# Real Analysis- least upper bound and convergence

1. Sep 11, 2007

### Scousergirl

I'm having a little difficulty understanding Epsilon in the definition of convergence. From what the book says it is any small real number greater than zero (as small as you can imagine???). Also, since I don't quite grasp what this epsilon is and how it helps define convergence, I am having difficulty applying it to the following problem:

Let b=Least upper bound of a set S (S is a subset of the real numbers) that is bounded and non empty. Then Given epsilon greater than 0, there exists an s in S such that (b-Epsilon)<= s <= b.

I started by proving that there exists an s in S, but I cannot figure out how to relate this all to epsilon.

2. Sep 11, 2007

### Scousergirl

I understand the definitions of cauchy sequences and the cauchy criterion, but I don't see how I can relate them to this problem. I think what I am confused with is what kind of S we are dealing with here. FOr example, doesn't S={1*, b} satisfy these conditions but i don't see how i can use the cauchy sequence etc with the subset...

3. Sep 12, 2007

### Eighty

You know that b is the least upper bound. So b-1, for example, isn't an upper bound. Neither is b-1/2, or b-1/4, etc... b-epsilon will not be an upper bound for any choice of epsilon>0.

Now, since b-epsilon is not an upper bound, there must be an s in S such that b-epsilon<=s, or else b-epsilon would be a lesser upper bound.

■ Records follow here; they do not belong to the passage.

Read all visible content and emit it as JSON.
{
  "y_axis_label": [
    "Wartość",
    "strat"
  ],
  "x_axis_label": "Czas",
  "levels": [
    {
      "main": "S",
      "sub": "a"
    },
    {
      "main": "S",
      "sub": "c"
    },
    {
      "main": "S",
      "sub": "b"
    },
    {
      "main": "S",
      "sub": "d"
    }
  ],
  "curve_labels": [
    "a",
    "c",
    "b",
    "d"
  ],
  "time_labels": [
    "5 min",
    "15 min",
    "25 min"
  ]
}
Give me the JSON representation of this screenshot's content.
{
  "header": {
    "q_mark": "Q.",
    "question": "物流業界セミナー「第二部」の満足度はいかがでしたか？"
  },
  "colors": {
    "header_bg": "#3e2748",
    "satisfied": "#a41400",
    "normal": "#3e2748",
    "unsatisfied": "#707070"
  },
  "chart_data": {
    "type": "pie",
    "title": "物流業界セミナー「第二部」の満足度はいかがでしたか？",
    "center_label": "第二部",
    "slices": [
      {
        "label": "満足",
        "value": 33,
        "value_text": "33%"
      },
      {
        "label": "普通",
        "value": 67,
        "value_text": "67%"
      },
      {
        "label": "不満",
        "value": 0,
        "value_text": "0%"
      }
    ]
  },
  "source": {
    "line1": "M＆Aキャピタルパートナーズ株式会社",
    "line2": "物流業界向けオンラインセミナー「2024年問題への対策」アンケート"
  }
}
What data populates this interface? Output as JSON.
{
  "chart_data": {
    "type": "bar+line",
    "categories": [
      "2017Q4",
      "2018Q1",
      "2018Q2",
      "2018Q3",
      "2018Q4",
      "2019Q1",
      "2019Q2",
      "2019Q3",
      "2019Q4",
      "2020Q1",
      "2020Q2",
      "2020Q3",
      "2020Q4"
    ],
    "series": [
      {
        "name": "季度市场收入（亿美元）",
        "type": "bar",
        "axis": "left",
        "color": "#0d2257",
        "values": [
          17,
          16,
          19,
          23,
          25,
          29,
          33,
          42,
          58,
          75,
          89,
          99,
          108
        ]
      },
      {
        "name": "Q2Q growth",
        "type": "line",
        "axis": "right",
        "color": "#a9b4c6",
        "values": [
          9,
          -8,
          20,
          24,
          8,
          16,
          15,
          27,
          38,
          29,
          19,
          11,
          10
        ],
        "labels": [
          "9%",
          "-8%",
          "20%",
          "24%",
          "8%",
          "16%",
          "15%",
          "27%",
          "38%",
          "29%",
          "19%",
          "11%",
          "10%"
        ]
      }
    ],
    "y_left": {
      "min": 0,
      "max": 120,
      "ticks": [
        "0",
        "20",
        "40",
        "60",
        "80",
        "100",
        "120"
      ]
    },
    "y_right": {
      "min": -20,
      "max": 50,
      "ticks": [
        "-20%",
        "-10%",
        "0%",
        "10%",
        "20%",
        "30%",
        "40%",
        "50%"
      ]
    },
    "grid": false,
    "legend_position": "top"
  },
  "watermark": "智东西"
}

The set S is arbitrary (well, it has to be nonempty if b is not to be $-\infty$). I don't know what you mean by 1* (it's the real number 1, defined in some way from the rational number 1?), but I assume you mean 1*<b. Then S has the the least upper bound b. That's right. But note that S will not always contain b. For example, the set {-1,-1/2,-1/3,-1/4,...} has the least upper bound 0, but 0 is not in the set.

Cauchy sequences don't enter into this problem, don't worry about them.

Last edited: Sep 12, 2007
4. Sep 12, 2007

### HallsofIvy

Staff Emeritus
The point of convergence of a sequence is that the numbers in the sequence get "closer and closer" to the limit. The purpose of $\epsilon$ is to quantify, make clear, what "closer and closer" means. Saying "Given $\epsilon$> 0 , there exist N such that if n> N, then |an- L|< $\epsilon$" means that we can get as close as we please (< $\epsilon$) to L just by going far enough on the sequence (n> N).

Now, your problem here is only indirectly related to convergence. The assertion is "Given $\epsilon> 0$, there exist some s in S such that b-$\epsilon< s \le b$". Since b is an upper bound on S, there are no members of S larger than b: that gives you the "$s \le b$" part. Suppose there were NO members of s larger than $b-\epsilon$. What does that make $b-\epsilon$ and how does that contradict the fact that b is the least upper bound?

5. Sep 13, 2007

### Scousergirl

Thank you so much this helps a lot. I guess that the proof would be easiest assuming there is no such s and then show that b-epsilon is thus greater than all s thus giving a contradiction to b being the least upper bound. This problem seems almost trivial now i know how to tackle it. :)